Religion, however, sooner or later, has its revenge on the theology which endeavours to confine it within narrow and inexpansive limits of this kind. The day comes when ‘the engineer is hoist with his own petard,’ that is, when the theology is strangled with its own formularies. History, too, which theologies generally ignore, has its revenge in pointing, as a warning, to the indications, scattered throughout all lands, of their former existence, and of the causes of their decay and extinction. Religion is a living thing that, from time to time, advances into a higher form. Theologies are often only fossils of forms of religion that have passed away.
But to return to our question: why was this particular form given to these tombs and sepulchral monuments? Of course, it was because this was the form which presented itself to the minds of the men of those times as the natural and proper form. But why did a thought, which does not appear obvious and appropriate to us, appear to them natural and proper? It was because in the ages that had preceded the times of the Pyramid builders, and which had left some of the ideas that had belonged to them still impressed on men’s minds, tools for quarrying and squaring stones had been scarce; and it had resulted from this scarcity of tools (sometimes it was an entire absence of them) and from the corresponding embryonic condition of the primitive ideas of art, that the tombs and sepulchral monuments of those ages had consisted merely of a shallow grave covered over with a pile of inartificially heaped-up stones, or earth. That was all that the natural desire in the survivors to perpetuate the memory of the dead had found possible. Such was, with the Aryan race, the primæval idea of a tomb and sepulchral monument, throughout the whole Aryan world. Cheops and Chephren, and their predecessors for many generations on the throne of Egypt, had acquired tools, and an unlimited supply of labour; but they had not acquired new ideas about tombs and sepulchral monuments. So when, with the vigour of thought, and boldness of conception, that belonged to a young world, conscious of its strength, they resolved to construct such tombs and sepulchral monuments as should endure while the world endured, no other form occurred to them, excepting that of the simple antique Aryan cairn. They wanted a tomb, and a sepulchral monument, and nothing but a cairn could be that. And so they built the cairns of Gizeh.

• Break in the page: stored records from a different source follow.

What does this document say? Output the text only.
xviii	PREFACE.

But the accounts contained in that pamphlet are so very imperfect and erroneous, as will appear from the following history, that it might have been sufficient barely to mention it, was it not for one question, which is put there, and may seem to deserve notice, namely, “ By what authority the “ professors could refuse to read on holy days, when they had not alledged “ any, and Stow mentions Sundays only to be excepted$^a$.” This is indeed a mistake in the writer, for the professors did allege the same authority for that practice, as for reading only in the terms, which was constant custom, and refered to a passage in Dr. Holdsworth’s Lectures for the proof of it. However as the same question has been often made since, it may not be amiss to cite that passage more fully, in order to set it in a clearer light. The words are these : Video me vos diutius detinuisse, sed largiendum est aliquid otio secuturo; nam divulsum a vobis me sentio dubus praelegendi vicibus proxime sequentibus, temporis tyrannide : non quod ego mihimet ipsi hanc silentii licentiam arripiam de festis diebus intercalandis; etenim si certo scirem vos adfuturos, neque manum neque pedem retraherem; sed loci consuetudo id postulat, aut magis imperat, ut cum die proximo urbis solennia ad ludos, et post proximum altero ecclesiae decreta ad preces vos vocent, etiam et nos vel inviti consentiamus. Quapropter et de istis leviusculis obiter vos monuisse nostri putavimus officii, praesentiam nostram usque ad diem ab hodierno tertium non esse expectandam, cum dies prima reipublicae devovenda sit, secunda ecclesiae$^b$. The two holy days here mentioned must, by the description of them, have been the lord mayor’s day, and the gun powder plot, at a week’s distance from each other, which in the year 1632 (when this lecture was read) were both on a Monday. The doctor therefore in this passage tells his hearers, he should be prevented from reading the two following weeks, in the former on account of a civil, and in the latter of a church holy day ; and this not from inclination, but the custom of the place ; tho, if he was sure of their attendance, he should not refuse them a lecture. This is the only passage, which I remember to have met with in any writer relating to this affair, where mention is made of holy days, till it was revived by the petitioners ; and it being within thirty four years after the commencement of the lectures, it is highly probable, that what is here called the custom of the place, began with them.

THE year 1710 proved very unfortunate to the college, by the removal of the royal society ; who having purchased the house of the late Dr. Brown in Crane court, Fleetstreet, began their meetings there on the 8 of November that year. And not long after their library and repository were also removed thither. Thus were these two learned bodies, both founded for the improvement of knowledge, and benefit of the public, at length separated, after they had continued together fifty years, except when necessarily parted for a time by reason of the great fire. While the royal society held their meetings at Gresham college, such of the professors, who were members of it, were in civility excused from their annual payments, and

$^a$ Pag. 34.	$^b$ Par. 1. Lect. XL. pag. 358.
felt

Solomon’s Temple indicated that it had been preceded by a time during which the House of God had been a tent; the marble Parthenon that it had been preceded by a time during which the ancestors of its architects had built with wood.
Suppose that it were discovered that in the language of old Egypt the word for a sepulchral monument meant literally a heap of stones, should we not be justified by the known history of the power words have over thought, in feeling certain that in those early times there could not have been a man in Egypt capable of forming any other conception of a sepulchral monument? We have some little ground for presuming that something of the kind was at work in the minds of the builders of the Pyramids. The force, that is to say, of words, as well as the force of tradition, may have constrained them to adopt the pyramidal form. At all events, we know that the word pyramid may mean the mountain, perhaps the mound, perhaps really the cairn, the heap of stones.